Prof. Achille Massougbodji : « L’Afrique sera probablement le prochain épicentre de la Covid-19 »

Fulbert ADJIMEHOSSOU 29 juin 2020

Contrairement aux idées conçues au début de la pandémie, l’Afrique ne sera pas épargnée par la Covid-19. En témoigne déjà la croissance des nouveaux cas ces derniers temps dans certains pays dont le Bénin. Après l’Asie, l’Europe et actuellement l’Amérique, c’est peut-être le tour des Africains, pense savoir le Professeur Achille Massougbodji, Membre de l’Académie Nationale des Sciences, arts et lettres du Bénin. C’était au cours de sa communication lors d’une séance spéciale organisée par l’Académie à l’UAC le vendredi dernier. « Actuellement, l’épicentre de la maladie s’est déplacé de l’Asie vers l’Europe, de l’Europe à l’Amérique du Nord. Aujourd’hui c’est le Brésil. On peut raisonnablement penser au regard de l’évolution de la situation et des chiffres chez nous que l’Afrique sera probablement le prochain épicentre de cette pandémie », a-t-il déclaré. A cet effet, il pense que l’Afrique doit plutôt mieux se préparer, ne pas surtout faire du mimétisme et ne compter qu’avec ses ressources.

« Eviter de copier ce qui se fait ailleurs »
Et si le Bénin n’a pas choisi le confinement total, mais plutôt un confinement partiel à travers la mise en place du cordon sanitaire, c’est, explique-t-il, compte tenu des réalités locales. « Le confinement n’a pas pour objectif d’arrêter l’épidémie. Le confinement a pour objectif de freiner l’épidémie de façon à ce que les cas graves qui arrivent dans le système sanitaire ne soient pas débordés par les capacités de prise en charge sanitaire. Si on ne fait pas attention à cela, on peut copier des gens, d’autres pays », a-t-il insisté.

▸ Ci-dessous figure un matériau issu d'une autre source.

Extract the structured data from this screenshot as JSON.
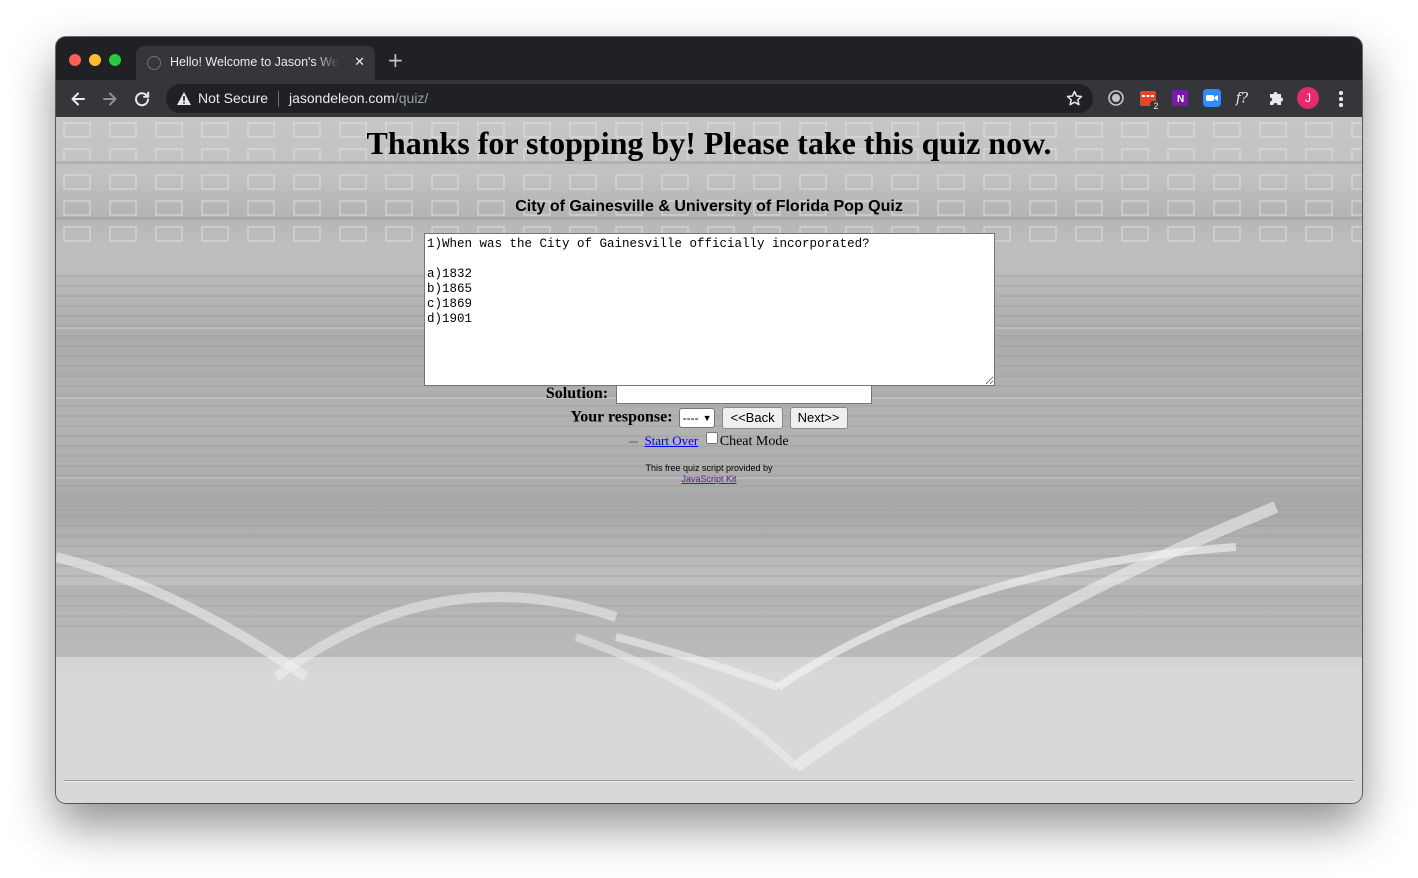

Ainsi, face aux réalités sur place, avec quelques dizaines de lits de réanimation essentiellement dans les principales villes, il faut éviter d’en arriver à une déstabilisation de notre système sanitaire. « Nous ne pouvons pas espérer prendre en charge, même de façon modulée une explosion de l’épidémie », avoue le chercheur pour qui il faut éviter « copier ce qui se fait ailleurs mais réfléchir par rapport à nos réalités ».
Au cours de sa communication, l’enseignant-chercheur qui a longtemps travaillé sur de grandes endémies dont le paludisme, a expliqué l’origine de la pandémie, ses manifestations. « On retrouve le virus au niveau de la bouche, du sang et des selles. On le trouve dans l’urine et le sang mais en quantité suffisante pour être d’un intérêt diagnostic évident. Ce qu’on sait qui est important, c’est qu’en fonction de la nature des surfaces, ce SARS-CoV-2 survit dans la nature de 1 à 9 jours. Il reste sensible à l’eau de Javel, à l’eau oxygéné et à l’alcool… ». Pour lui, la pandémie était prévisible avec le système de surveillance des virus émergeants. « Dans les deux dernières années, il y a eu au moins deux alertes qui ont fait objet de publication scientifique et qui évoquaient l’imminence d’un passage à l’Homme de ces virus. Donc il ne s’agit pas d’un phénomène tout à fait nouveau. C’était un phénomène connu et relativement prévisible ». Il a par ailleurs noté qu’il n’y a pas de transmission mère enfant comme dans un certain nombre d’affections virales.